Rumusan yang terkandung dalam 4R dapat dipahami dengan memilih komoditas yang dalam proses maupun pasca produksi serta distribusi memperhatikan aspek apresiasi terhadap lingkungan. Khusus untuk memilih produk makanan dan minuman, dengan mengusahakan kemasan yang sesedikit mungkin menggunakan bahan dari plastik atau styrofoam. Bila memungkinkan pilih dengan kemasan dari daun.

Pemahaman lain dengan membeli barang yang memang benar-benar dibutuhkan. Jika masih memungkinkan, mencoba memanfaatkan ulang barang yang sudah ada dengan sentuhan kreasi. Sehingga tidak selamanya harus menggunakan produk baru, sebab produk baru berarti menciptakan sampah baru.
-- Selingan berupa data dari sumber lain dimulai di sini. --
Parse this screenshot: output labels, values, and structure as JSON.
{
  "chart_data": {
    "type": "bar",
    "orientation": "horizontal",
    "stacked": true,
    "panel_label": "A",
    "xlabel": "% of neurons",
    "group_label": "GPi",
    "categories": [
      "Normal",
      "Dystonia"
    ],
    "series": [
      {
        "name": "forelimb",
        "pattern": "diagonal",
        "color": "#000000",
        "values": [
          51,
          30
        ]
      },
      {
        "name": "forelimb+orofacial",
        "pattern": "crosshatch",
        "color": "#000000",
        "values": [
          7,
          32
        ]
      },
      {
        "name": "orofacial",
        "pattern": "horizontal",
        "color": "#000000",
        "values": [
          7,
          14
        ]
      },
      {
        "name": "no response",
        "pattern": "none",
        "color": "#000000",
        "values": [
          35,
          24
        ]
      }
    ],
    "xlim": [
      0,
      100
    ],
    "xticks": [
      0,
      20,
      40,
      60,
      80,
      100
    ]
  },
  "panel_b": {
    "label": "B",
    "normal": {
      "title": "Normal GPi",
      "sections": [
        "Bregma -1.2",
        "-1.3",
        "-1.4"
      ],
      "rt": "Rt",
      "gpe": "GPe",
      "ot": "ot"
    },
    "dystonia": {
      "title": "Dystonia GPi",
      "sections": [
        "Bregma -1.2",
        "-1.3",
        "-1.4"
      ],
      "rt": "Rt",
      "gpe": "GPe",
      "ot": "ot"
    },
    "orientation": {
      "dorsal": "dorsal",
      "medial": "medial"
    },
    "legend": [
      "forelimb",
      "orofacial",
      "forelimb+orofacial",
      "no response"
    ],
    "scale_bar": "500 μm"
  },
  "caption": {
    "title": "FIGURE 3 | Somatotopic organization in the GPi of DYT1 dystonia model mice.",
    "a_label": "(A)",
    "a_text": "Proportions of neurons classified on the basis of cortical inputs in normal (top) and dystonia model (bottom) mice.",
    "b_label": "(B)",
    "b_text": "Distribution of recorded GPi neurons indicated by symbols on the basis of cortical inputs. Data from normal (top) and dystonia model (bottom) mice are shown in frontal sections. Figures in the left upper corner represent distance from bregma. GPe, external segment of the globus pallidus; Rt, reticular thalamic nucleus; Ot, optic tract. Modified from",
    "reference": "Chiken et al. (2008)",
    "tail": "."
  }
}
Kebiasaan membuang sampah pada tempatnya memang lebih bersentuhan dengan faktor kebiasaan/perilaku, bahkan menyangkut kultur masyarakat. Kendatipun pemerintah telah membuat peraturan, namun bila tidak diimbangi dengan penegakan hukum yang memadai, masyarakat dengan entengnya tetap membuang sampah tidak pada tempatnya. Besarnya denda yang dicantumkan, tak menyurutkan nyali warga membuang sampah sembarangan.

Memilah antara sampah organik dan non organik juga terkait dengan kebiasaan masing-masing individu. Pekerjaan yang sebenarnya enteng ini akan sangat membantu orang lain – khususnya pemulung. Namun timbul pertanyaan, apakah pemilahan sampah yang dilakukan warga juga akan ditangani sesuai dengan klasifikasinya oleh petugas? Atau hanya tetap akan ditimbun secara bebarengan di TPA?

Padahal dengan pemilahan sampah, akan memudahkan bila terdapat pengelolaan berkelanjutan. Kelompok sampah orgamnik bisa ditindaklanjuti dengan pengomposan, misalnya. Kompos yang dihasilkan bisa dimanfaatkan untuk jalur penghijauan di sepanjang bantaran sungai maupun jalan raya.